"Cold and debonair," says forward Robert Horry. "Very sure of himself."
"Man with that much power coulda married anyone," Cassell says. "But he fell in love with a blind woman. Not for what she is, but who she's about."
On the road Horry, Maxwell and Cassell watch Victor in the privacy of their hotel rooms. "You need to be lying on your bed," says Horry.
"Stretched out," interjects Maxwell.
"Buck naked," says Cassell.
The three were initiated into the Newman cult as teenagers. Cassell would skip class at Florida State to watch the show. Happily, his political science professor taught the same course at night. "I didn't tell him why I needed to take a later class," Cassell says. "I couldn't. What would I say? 'I got to see my Victor?' "

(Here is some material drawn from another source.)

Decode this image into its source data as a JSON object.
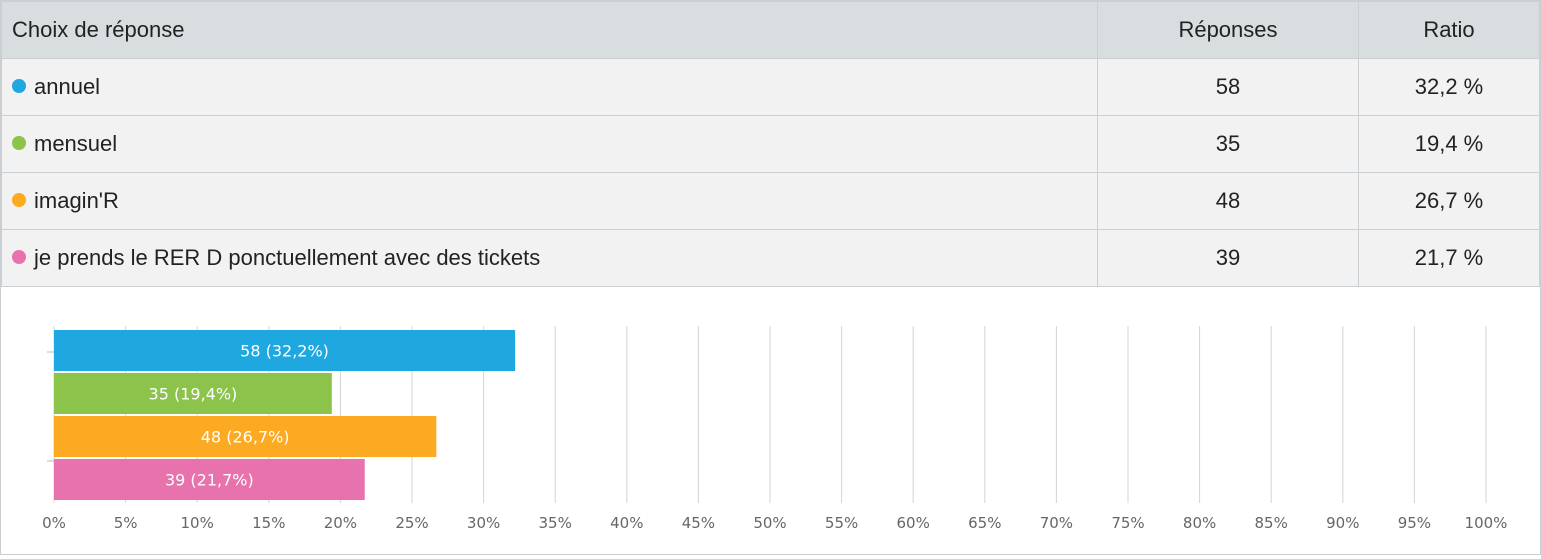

Cassell claims to have sighted his hero a few years ago in the Memphis airport. "He was talking on the phone," Cassell recalls. "I screamed, 'That's my man right there! That is Victor!' He didn't say anything. He didn't have to. He's Victor Newman."
"Victor Newman is the kind of guy I wouldn't put up with," says 31-year-old golfer Cathy Johnston-Forbes. "He's too controlling. I'd tell him to go jump in a lake. It probably wouldn't come out like that, though."
The 10-year LPGA veteran has been hooked on The Young and the Restless since 1973. But Newman still perplexes her. "Sometimes I like him," she says, "sometimes I hate him. He has everything he ever wanted, except satisfaction."
She doesn't see why women find Victor so irresistible. "He's not that handsome," she protests. "Maybe they like being treated like queens. As domineering as Victor Newman is, he can be sensitive, a gentleman. He treats women like a crystal—he never wants to hurt them. But in the end, he hurts them anyway."